With the popular terraform-aws-modules/eks module, the equivalent inputs are:

module "eks" {
  source  = "terraform-aws-modules/eks/aws"

  cluster_name                         = "my-cluster"
  cluster_endpoint_public_access       = true
  cluster_endpoint_private_access      = true
  cluster_endpoint_public_access_cidrs = [
    "203.0.113.10/32",
    "198.51.100.0/24",
  ]
}

Tip: Reference a single Terraform variable or data source for your allowed CIDRs and reuse it across every cluster. When your VPN egress IP changes, you update one place and re-apply, instead of hunting through cluster definitions.


How to prevent it from happening again

Fixing one cluster is easy. Stopping the misconfiguration from reappearing across teams and accounts is the real win.

Block it in CI with policy as code

If you use OPA or Conftest against Terraform plans, write a rule that rejects open CIDRs. Here is a Rego example for a Terraform plan in JSON:

package eks.endpoint

deny[msg] {
  resource := input.resource_changes[_]
  resource.type == "aws_eks_cluster"
  cidrs := resource.change.after.vpc_config[_].public_access_cidrs
  cidrs[_] == "0.0.0.0/0"
  msg := sprintf("EKS cluster %q exposes its public endpoint to 0.0.0.0/0", [resource.address])
}

Run it as a required check before any terraform apply:

terraform show -json plan.tfplan > plan.json
conftest test plan.json --policy ./policy

Detect drift continuously

Plan checks only catch changes made through your pipeline. People still click around in the console and run one-off CLI commands. Continuous scanning catches what slips past the pipeline.
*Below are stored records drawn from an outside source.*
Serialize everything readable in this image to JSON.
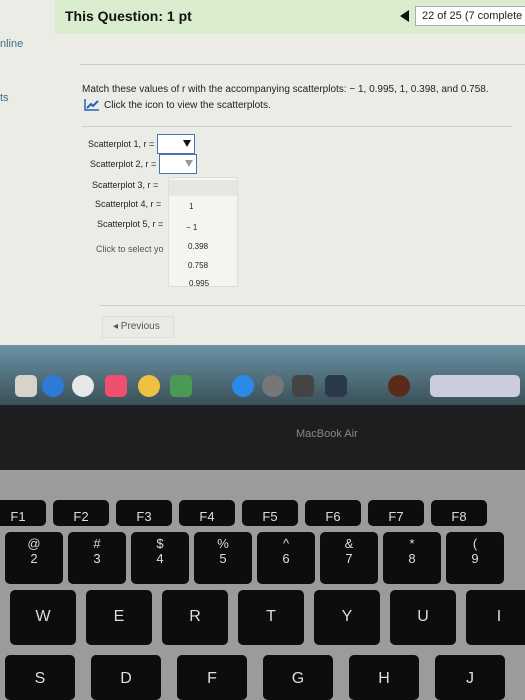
{
  "header": {
    "title": "This Question: 1 pt",
    "progress": "22 of 25 (7 complete"
  },
  "side": {
    "item1": "nline",
    "item2": "ts"
  },
  "question": {
    "prompt": "Match these values of r with the accompanying scatterplots: − 1, 0.995, 1, 0.398, and 0.758.",
    "hint": "Click the icon to view the scatterplots.",
    "rows": [
      "Scatterplot 1, r =",
      "Scatterplot 2, r =",
      "Scatterplot 3, r =",
      "Scatterplot 4, r =",
      "Scatterplot 5, r ="
    ],
    "footer": "Click to select yo",
    "options": [
      "1",
      "− 1",
      "0.398",
      "0.758",
      "0.995"
    ],
    "previous": "◂ Previous"
  },
  "laptop": {
    "brand": "MacBook Air"
  },
  "keyboard": {
    "fn": [
      "F1",
      "F2",
      "F3",
      "F4",
      "F5",
      "F6",
      "F7",
      "F8"
    ],
    "numbers": [
      [
        "@",
        "2"
      ],
      [
        "#",
        "3"
      ],
      [
        "$",
        "4"
      ],
      [
        "%",
        "5"
      ],
      [
        "^",
        "6"
      ],
      [
        "&",
        "7"
      ],
      [
        "*",
        "8"
      ],
      [
        "(",
        "9"
      ]
    ],
    "row2": [
      "W",
      "E",
      "R",
      "T",
      "Y",
      "U",
      "I"
    ],
    "row3": [
      "S",
      "D",
      "F",
      "G",
      "H",
      "J"
    ]
  }
}
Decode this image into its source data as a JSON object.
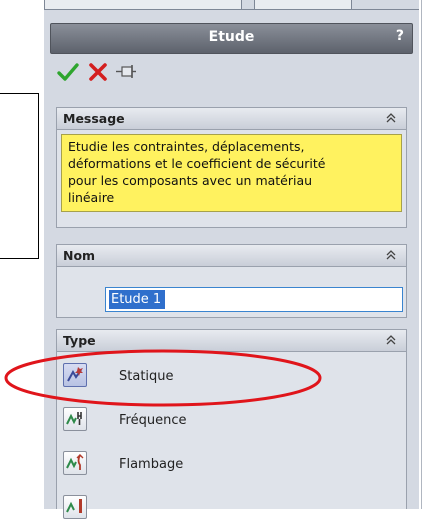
{
  "title_bar": {
    "title": "Etude",
    "help": "?"
  },
  "toolbar": {
    "ok_icon": "check-icon",
    "cancel_icon": "close-icon",
    "pin_icon": "pushpin-icon"
  },
  "groups": {
    "message": {
      "title": "Message",
      "lines": [
        "Etudie les contraintes, déplacements,",
        "déformations et le coefficient de sécurité",
        "pour les composants avec un matériau",
        "linéaire"
      ]
    },
    "name": {
      "title": "Nom",
      "value": "Etude 1"
    },
    "type": {
      "title": "Type",
      "items": [
        {
          "label": "Statique",
          "icon": "static-study-icon",
          "selected": true
        },
        {
          "label": "Fréquence",
          "icon": "frequency-study-icon",
          "selected": false
        },
        {
          "label": "Flambage",
          "icon": "buckling-study-icon",
          "selected": false
        }
      ]
    }
  },
  "colors": {
    "title_bar": "#6f747e",
    "panel_bg": "#d4d9e2",
    "message_bg": "#fff25f",
    "selection": "#2f6fcc",
    "annotation": "#e0151b",
    "ok": "#2ea52e",
    "cancel": "#d41f1f"
  }
}
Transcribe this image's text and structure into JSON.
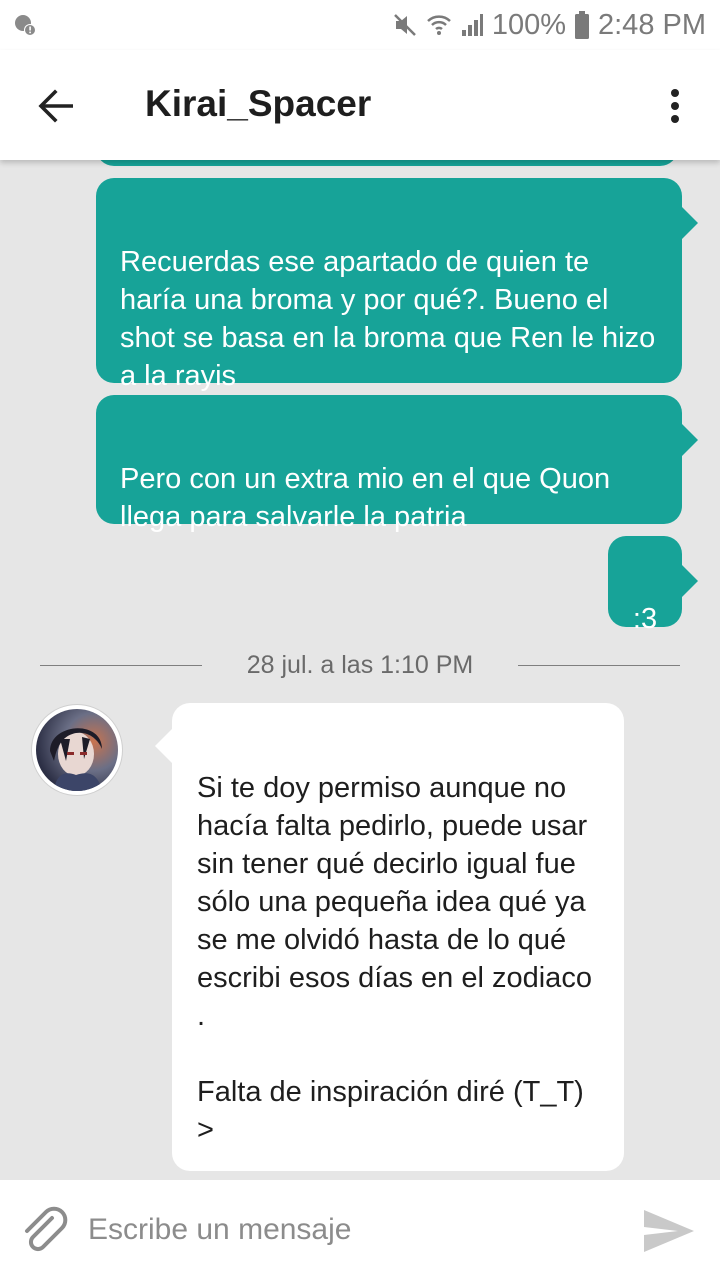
{
  "status_bar": {
    "battery": "100%",
    "time": "2:48 PM",
    "icons": [
      "notification-icon",
      "mute-icon",
      "wifi-icon",
      "signal-icon",
      "battery-icon"
    ]
  },
  "header": {
    "title": "Kirai_Spacer",
    "icons": [
      "back-arrow-icon",
      "more-vertical-icon"
    ]
  },
  "messages_outgoing": [
    {
      "text": "Recuerdas ese apartado de quien te haría una broma y por qué?. Bueno el shot se basa en la broma que Ren le hizo a la rayis"
    },
    {
      "text": "Pero con un extra mio en el que Quon llega para salvarle la patria"
    },
    {
      "text": ":3"
    }
  ],
  "date_separator": "28 jul. a las 1:10 PM",
  "message_incoming": {
    "text": "Si te doy permiso aunque no hacía falta pedirlo, puede usar sin tener qué decirlo igual fue sólo una pequeña idea qué ya se me olvidó hasta de lo qué escribi esos días en el zodiaco .\n\nFalta de inspiración diré (T_T) >"
  },
  "composer": {
    "placeholder": "Escribe un mensaje",
    "icons": [
      "paperclip-icon",
      "send-icon"
    ]
  },
  "colors": {
    "outgoing_bubble": "#17a398",
    "incoming_bubble": "#ffffff",
    "chat_background": "#e6e6e6"
  }
}
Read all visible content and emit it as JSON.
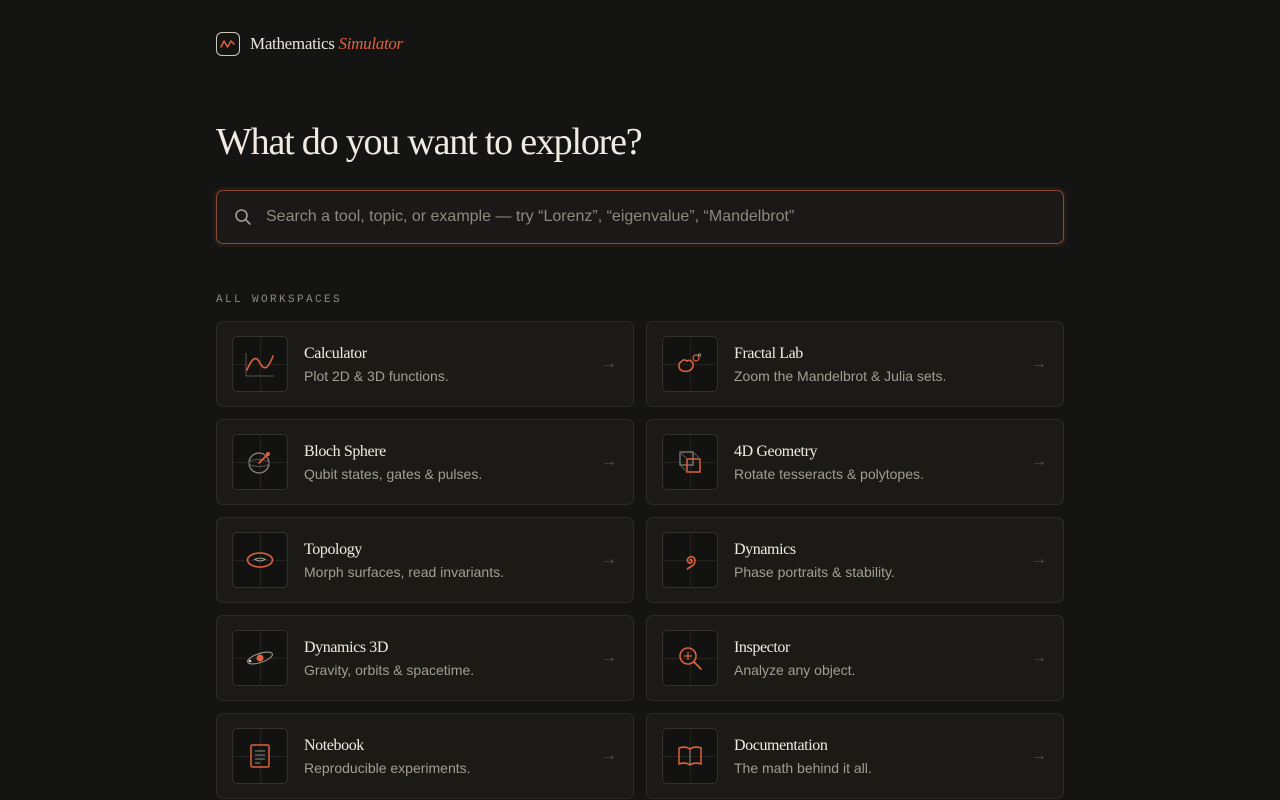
{
  "brand": {
    "name": "Mathematics",
    "accent": "Simulator"
  },
  "headline": "What do you want to explore?",
  "search": {
    "placeholder": "Search a tool, topic, or example — try “Lorenz”, “eigenvalue”, “Mandelbrot”",
    "value": ""
  },
  "section_label": "ALL WORKSPACES",
  "colors": {
    "accent": "#e0613e",
    "background": "#141412",
    "card": "#1b1a17"
  },
  "workspaces": [
    {
      "title": "Calculator",
      "desc": "Plot 2D & 3D functions.",
      "icon": "function-plot-icon"
    },
    {
      "title": "Fractal Lab",
      "desc": "Zoom the Mandelbrot & Julia sets.",
      "icon": "fractal-icon"
    },
    {
      "title": "Bloch Sphere",
      "desc": "Qubit states, gates & pulses.",
      "icon": "bloch-sphere-icon"
    },
    {
      "title": "4D Geometry",
      "desc": "Rotate tesseracts & polytopes.",
      "icon": "tesseract-icon"
    },
    {
      "title": "Topology",
      "desc": "Morph surfaces, read invariants.",
      "icon": "torus-icon"
    },
    {
      "title": "Dynamics",
      "desc": "Phase portraits & stability.",
      "icon": "spiral-icon"
    },
    {
      "title": "Dynamics 3D",
      "desc": "Gravity, orbits & spacetime.",
      "icon": "orbit-icon"
    },
    {
      "title": "Inspector",
      "desc": "Analyze any object.",
      "icon": "magnifier-icon"
    },
    {
      "title": "Notebook",
      "desc": "Reproducible experiments.",
      "icon": "notebook-icon"
    },
    {
      "title": "Documentation",
      "desc": "The math behind it all.",
      "icon": "book-icon"
    }
  ],
  "arrow": "→"
}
This is exactly what the Lensix eks_publiccidr check does: it evaluates every cluster across your accounts on a schedule and alerts when a public endpoint opens up to all CIDRs, including changes made outside IaC.

Tip: Pair the plan-time gate with the runtime scan. The gate stops the obvious mistakes before they ship, and the scan catches console edits, emergency changes, and anything created before you adopted the policy.

Use a Service Control Policy as a backstop

SCPs cannot inspect the CIDR list directly, but you can prevent EKS endpoint changes outside of an approved role, forcing all modifications through your reviewed pipeline. Combined with the plan-time check, this closes the manual-edit path at the organization level.


Best practices

  • Prefer private endpoints for production clusters. Reach them through a VPN or bastion. Reserve public access for clusters where private connectivity is genuinely impractical.
  • If you keep public access, always scope the CIDRs to the smallest set of ranges that work. A static NAT gateway IP or VPN egress is ideal because it gives you one stable address to allow.
  • Do not treat the CIDR restriction as your only control. Tighten the aws-auth ConfigMap (or EKS access entries), enforce least-privilege RBAC, and audit for any anonymous bindings.
  • Enable EKS control plane audit logs so you can see who is hitting the API and from where. Ship them to CloudWatch and alert on unexpected source IPs.
  • Review endpoint configuration during every cluster creation. The EKS console defaults to public access, so a cluster spun up quickly often inherits the open posture by accident.

Note: EKS audit logging is not on by default. Enable it with aws eks update-cluster-config --name my-cluster --logging '{"clusterLogging":[{"types":["audit","authenticator"],"enabled":true}]}'. Audit logs incur CloudWatch ingestion and storage costs, so set a retention policy that fits your budget.

The fix here is small and the payoff is real. Scoping the EKS API endpoint to known networks removes a whole class of opportunistic attacks and turns a leaked credential from an immediate breach into a contained one. Make it the default for every cluster, gate it in CI, and scan for drift so it stays that way.